Ever since James Shields dropped down his arm angle, the strikeouts have increased considerably.
The White Sox pitcher struck out eight more batters in Monday night’s 4-2 victory over the Los Angeles Angels. Shields, who pitched seven innings to earn a victory, has averaged nearly a strikeout per inning since he began to throw from a three-quarters angle in the middle of an Aug. 5 loss at Boston. While Shields still hasn’t perfected the new look -- he’s not even sure he’ll bring it back in 2018 -- it has caught the attention of opposing hitters.
“That was definitely a different Shields,” Angels outfielder Mike Trout said. “He was moving the ball around tonight.”
Shields might consider sticking with the lowered angle. The veteran often insists the adjustment is a work in a progress, though his results have continued to improve (he’s got a 3.51 ERA in his past four starts).
Overall, since Shields made the switch he has a 4.33 ERA in 60 1/3 innings, nearly two points below the 6.19 ERA he produced in his first 56 2/3 frames. Shields has also seen a reduction in home runs allowed per nine innings from 2.38 to 1.79.
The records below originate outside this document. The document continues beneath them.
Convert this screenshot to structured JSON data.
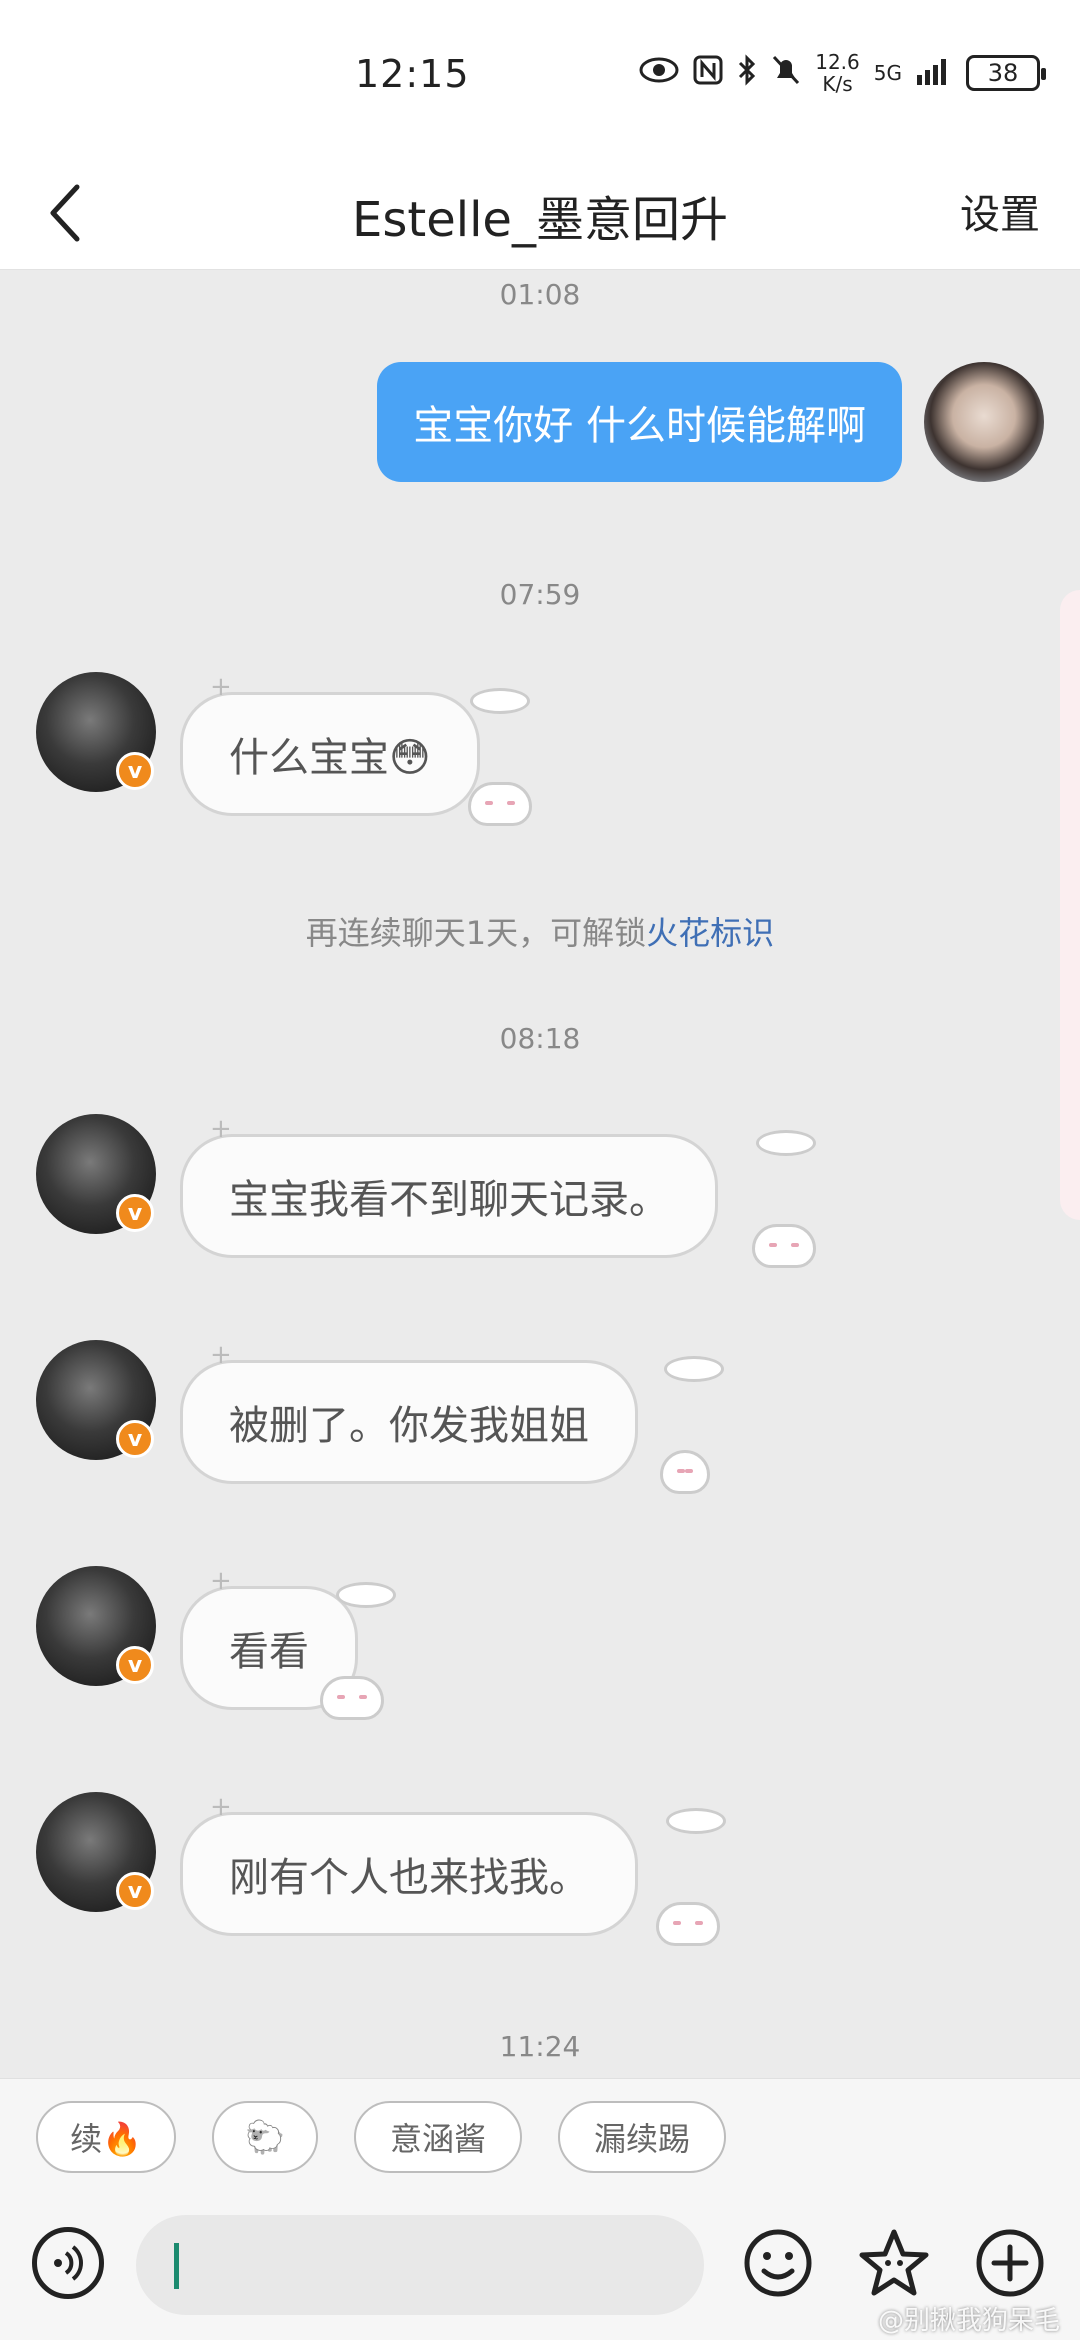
{
  "status_bar": {
    "time": "12:15",
    "net_speed_value": "12.6",
    "net_speed_unit": "K/s",
    "network": "5G",
    "battery": "38"
  },
  "header": {
    "title": "Estelle_墨意回升",
    "settings_label": "设置"
  },
  "messages": [
    {
      "time": "01:08",
      "from": "self",
      "text": "宝宝你好 什么时候能解啊"
    },
    {
      "time": "07:59",
      "from": "other",
      "text": "什么宝宝😳"
    },
    {
      "time": "08:18",
      "from": "other",
      "text": "宝宝我看不到聊天记录。"
    },
    {
      "from": "other",
      "text": "被删了。你发我姐姐"
    },
    {
      "from": "other",
      "text": "看看"
    },
    {
      "from": "other",
      "text": "刚有个人也来找我。"
    },
    {
      "time": "11:24"
    }
  ],
  "system_notice": {
    "prefix": "再连续聊天1天，可解锁",
    "link": "火花标识"
  },
  "verified_badge": "v",
  "quick_replies": [
    "续🔥",
    "🐑",
    "意涵酱",
    "漏续踢"
  ],
  "watermark": "@别揪我狗呆毛",
  "colors": {
    "outgoing_bubble": "#4aa3f5",
    "badge": "#f08a1c",
    "link": "#3f6fb5"
  }
}
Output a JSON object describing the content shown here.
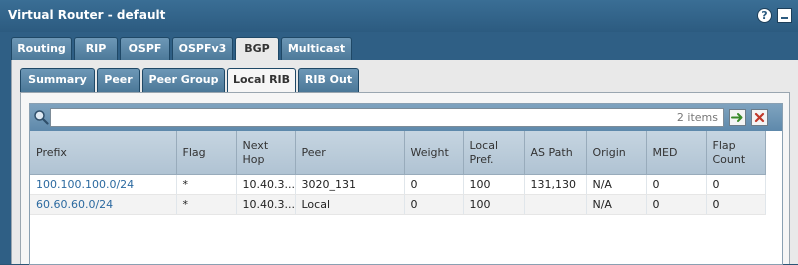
{
  "window": {
    "title": "Virtual Router - default",
    "help_label": "?"
  },
  "tabs": [
    "Routing",
    "RIP",
    "OSPF",
    "OSPFv3",
    "BGP",
    "Multicast"
  ],
  "active_tab": "BGP",
  "subtabs": [
    "Summary",
    "Peer",
    "Peer Group",
    "Local RIB",
    "RIB Out"
  ],
  "active_subtab": "Local RIB",
  "filter": {
    "value": "",
    "count_text": "2 items"
  },
  "table": {
    "columns": [
      "Prefix",
      "Flag",
      "Next Hop",
      "Peer",
      "Weight",
      "Local Pref.",
      "AS Path",
      "Origin",
      "MED",
      "Flap Count"
    ],
    "rows": [
      [
        "100.100.100.0/24",
        "*",
        "10.40.3...",
        "3020_131",
        "0",
        "100",
        "131,130",
        "N/A",
        "0",
        "0"
      ],
      [
        "60.60.60.0/24",
        "*",
        "10.40.3...",
        "Local",
        "0",
        "100",
        "",
        "N/A",
        "0",
        "0"
      ]
    ]
  }
}
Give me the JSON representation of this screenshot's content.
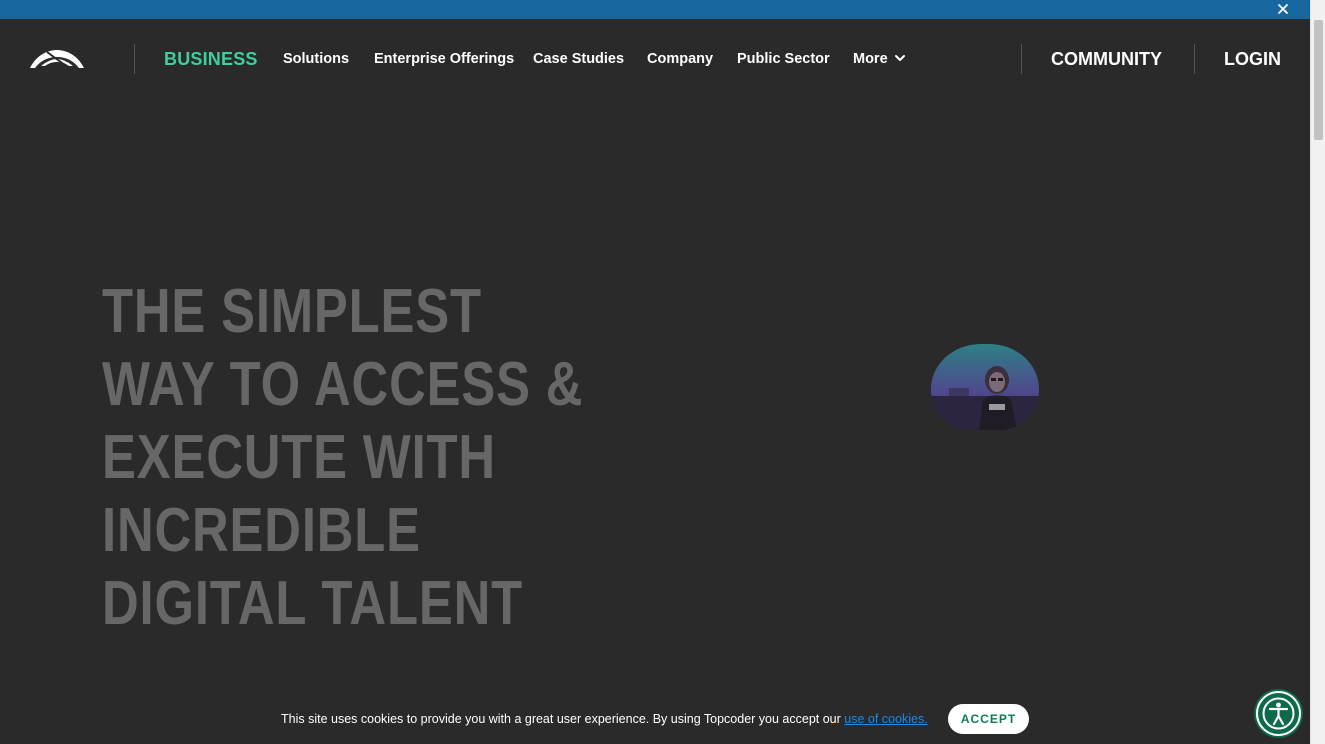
{
  "colors": {
    "background": "#2a2a2a",
    "top_banner": "#17679e",
    "accent_green": "#3fcf9f",
    "hero_text": "#676767",
    "link_blue": "#1e88e5",
    "accessibility_green": "#0d6a4a"
  },
  "banner": {
    "close_icon": "close-icon"
  },
  "nav": {
    "logo_icon": "topcoder-logo-icon",
    "business": "BUSINESS",
    "items": [
      "Solutions",
      "Enterprise Offerings",
      "Case Studies",
      "Company",
      "Public Sector",
      "More"
    ],
    "more_icon": "chevron-down-icon",
    "community": "COMMUNITY",
    "login": "LOGIN"
  },
  "hero": {
    "lines": [
      "THE SIMPLEST",
      "WAY TO ACCESS &",
      "EXECUTE WITH",
      "INCREDIBLE",
      "DIGITAL TALENT"
    ]
  },
  "cookie": {
    "text": "This site uses cookies to provide you with a great user experience. By using Topcoder you accept our ",
    "link": "use of cookies.",
    "accept": "ACCEPT"
  },
  "accessibility": {
    "icon": "accessibility-icon"
  }
}
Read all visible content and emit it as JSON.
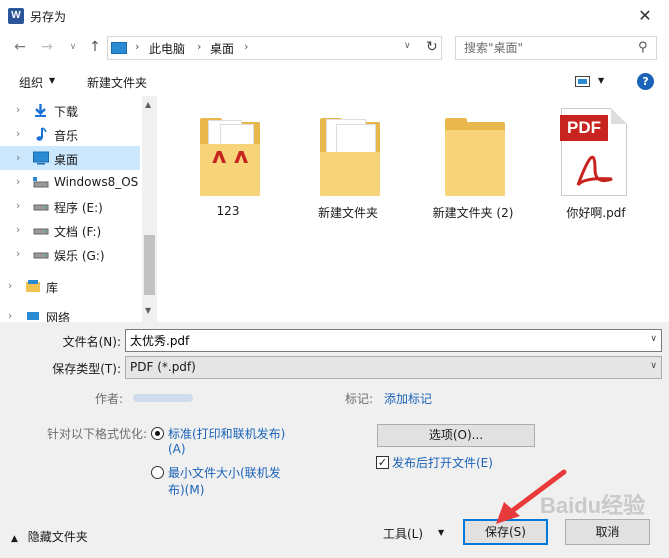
{
  "window": {
    "title": "另存为",
    "close": "✕"
  },
  "nav": {
    "back": "←",
    "forward": "→",
    "recent": "∨",
    "up": "↑",
    "refresh": "↻"
  },
  "address": {
    "sep": "›",
    "crumbs": [
      "此电脑",
      "桌面"
    ],
    "dropdown": "∨"
  },
  "search": {
    "placeholder": "搜索\"桌面\""
  },
  "toolbar": {
    "organize": "组织",
    "new_folder": "新建文件夹",
    "caret": "▼",
    "help": "?"
  },
  "sidebar": {
    "items": [
      {
        "label": "下载",
        "icon": "download-icon"
      },
      {
        "label": "音乐",
        "icon": "music-icon"
      },
      {
        "label": "桌面",
        "icon": "desktop-icon",
        "selected": true
      },
      {
        "label": "Windows8_OS",
        "icon": "drive-icon"
      },
      {
        "label": "程序 (E:)",
        "icon": "drive-icon"
      },
      {
        "label": "文档 (F:)",
        "icon": "drive-icon"
      },
      {
        "label": "娱乐 (G:)",
        "icon": "drive-icon"
      },
      {
        "label": "库",
        "icon": "library-icon"
      },
      {
        "label": "网络",
        "icon": "network-icon"
      }
    ],
    "chevron": "›"
  },
  "files": [
    {
      "name": "123",
      "type": "folder-with-pdf"
    },
    {
      "name": "新建文件夹",
      "type": "folder-with-docs"
    },
    {
      "name": "新建文件夹 (2)",
      "type": "folder"
    },
    {
      "name": "你好啊.pdf",
      "type": "pdf"
    }
  ],
  "pdf_badge": "PDF",
  "form": {
    "filename_label": "文件名(N):",
    "filename_value": "太优秀.pdf",
    "filetype_label": "保存类型(T):",
    "filetype_value": "PDF (*.pdf)",
    "author_label": "作者:",
    "tags_label": "标记:",
    "tags_link": "添加标记",
    "optimize_label": "针对以下格式优化:",
    "radio_standard_1": "标准(打印和联机发布)",
    "radio_standard_2": "(A)",
    "radio_minimum_1": "最小文件大小(联机发",
    "radio_minimum_2": "布)(M)",
    "options_button": "选项(O)...",
    "open_after_publish": "发布后打开文件(E)",
    "check_mark": "✓",
    "hide_folders": "隐藏文件夹",
    "hide_caret": "▲",
    "tools": "工具(L)",
    "save": "保存(S)",
    "cancel": "取消"
  },
  "watermark": "Baidu经验",
  "colors": {
    "accent": "#0078d7",
    "selected_bg": "#cce8ff",
    "link": "#1a63b8",
    "pdf_red": "#c8241f",
    "folder": "#f7d37a",
    "arrow": "#e83a3a"
  }
}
But the most drastic change has been in strikeouts. Shields has increased his strikeout-rate to 23.5 percent, up from 16.6 percent. He’s whiffed 59 batters since making the adjustment after only 44 prior.
“He already curls, he closes off,” manager Rick Renteria said. “He's got a cross-angle delivery, so you see his back a lot. But I think the variance in velocities, the breaking ball, he'll run the fastball, sink it. He's doing a lot with it, there's a lot of action going on so it's going to both sides of the plate. But the variance of velocity, especially with the breaking ball, sometimes it pops up there as an eephus or something. He's doing a real nice job.”
Shields has one season left on his current deal and seems likely to return to anchor a young White Sox rotation in 2018. Whether or not he’ll stay with the current setup remains to be seen.
“We’ll see,” Shields said “I’ll make some assessments in the offseason, and see how that works out, see how my body is feeling. Over the last month and a half, it seems to be working out. we’ll see how it goes.
“I’m revamping every year man. This being my 12th season, you’re always trying to refine your game every year, no matter what, whether it’s a pitch or mechanical adjustment. The league makes adjustments on you. I’ve faced a lot of these hitters so many times. I think Robbie Cano I’ve had almost 100 at-bats in my career against. But at the end of the day, you always have to make adjustments.”